The US has some major garnet deposits as does Australia, China, Czechia, India, Pakistan, and South Africa, where they are mined for foreign and domestic markets. Additional garnet resources exist in Canada, Chile, Spain, Thailand, and Ukraine.

US exports in 2023 decreased by 18% and the country consumed an estimated 210,000 tonnes of the material – a 35% decrease from 2022, the USGS reports.

Last year’s estimated US domestic amount of refined garnet sold or used was essentially the same as that in 2022. Garnet imports in 2023 in the US decreased by 40% compared with those in 2022. This decrease was attributed to decreased garnet imports from Canada, China, and India.

 

Indium: Increasing prices

Another material widely consumed but hardly known is indium. Indium is most commonly recovered from the zinc-sulphide ore mineral sphalerite. The indium content of zinc deposits from which it is recovered ranges from less than one part per million to 100ppm.

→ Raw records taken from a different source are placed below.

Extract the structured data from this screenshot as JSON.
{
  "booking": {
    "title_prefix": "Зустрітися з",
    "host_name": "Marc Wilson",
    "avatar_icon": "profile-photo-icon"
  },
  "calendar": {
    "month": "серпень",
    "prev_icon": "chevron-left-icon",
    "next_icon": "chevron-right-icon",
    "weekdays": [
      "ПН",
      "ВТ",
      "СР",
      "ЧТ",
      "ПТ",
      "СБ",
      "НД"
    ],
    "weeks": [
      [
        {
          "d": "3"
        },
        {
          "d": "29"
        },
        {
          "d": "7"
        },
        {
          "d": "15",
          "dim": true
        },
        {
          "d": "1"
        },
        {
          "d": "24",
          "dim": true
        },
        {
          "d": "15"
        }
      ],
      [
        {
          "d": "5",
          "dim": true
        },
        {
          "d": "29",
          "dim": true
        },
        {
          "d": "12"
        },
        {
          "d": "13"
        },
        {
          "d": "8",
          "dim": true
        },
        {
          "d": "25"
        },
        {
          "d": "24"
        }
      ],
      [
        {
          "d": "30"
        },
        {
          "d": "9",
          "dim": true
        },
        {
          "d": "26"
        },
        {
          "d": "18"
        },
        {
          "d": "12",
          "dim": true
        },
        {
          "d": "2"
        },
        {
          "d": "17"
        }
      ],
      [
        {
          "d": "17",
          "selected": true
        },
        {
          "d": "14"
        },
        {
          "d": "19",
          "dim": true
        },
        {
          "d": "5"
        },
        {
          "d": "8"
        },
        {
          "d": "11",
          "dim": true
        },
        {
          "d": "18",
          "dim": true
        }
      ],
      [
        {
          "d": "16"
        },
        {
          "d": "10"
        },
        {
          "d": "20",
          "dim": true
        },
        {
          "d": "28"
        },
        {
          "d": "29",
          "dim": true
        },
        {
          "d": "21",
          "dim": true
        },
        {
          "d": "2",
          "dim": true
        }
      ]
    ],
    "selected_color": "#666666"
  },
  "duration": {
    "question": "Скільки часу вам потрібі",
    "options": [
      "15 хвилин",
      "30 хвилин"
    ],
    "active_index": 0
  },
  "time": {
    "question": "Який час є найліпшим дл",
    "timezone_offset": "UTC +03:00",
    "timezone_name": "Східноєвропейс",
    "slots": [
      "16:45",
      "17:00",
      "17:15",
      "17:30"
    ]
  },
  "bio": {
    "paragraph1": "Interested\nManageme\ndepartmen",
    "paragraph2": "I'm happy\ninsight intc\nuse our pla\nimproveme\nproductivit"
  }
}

Although the geochemical properties of indium are such that it occurs in trace amounts in other base-metal sulphides – particularly chalcopyrite and stannite – indium recovery from most deposits of these minerals is generally not economic.

Indium increased in price by US$147.68/kg or 53.37% since the beginning of 2024, according to trading on a contract for difference (CFD) that tracks the benchmark market for this commodity.

In 2023, the estimated annual average US warehouse price (free on board) was US$240/kg – some 4% less than the reported 2022 average.

As reported by Argus Non-Ferrous Markets, the US price began last year at US$223 and remained around that mark by midyear. By the end of September last year, tight feedstock availability caused prices to trend upward to US$275.

China is the leading producer and exporter of indium globally and reportedly exported 381 tonnes of indium in the first 8 months of 2023. This was a 9% decrease compared to the same period in 2022.

Exports from the US were primarily sent to the South Korea (57%), Hong Kong (25%), and Singapore (11%).

Iltani Resources (ASX:ILT) is an Australian company working to fine-tune a stage-two drilling plan at its Orient Project in North Queensland as recent reverse circulation results point to a potential ‘major’ silver-indium discovery. 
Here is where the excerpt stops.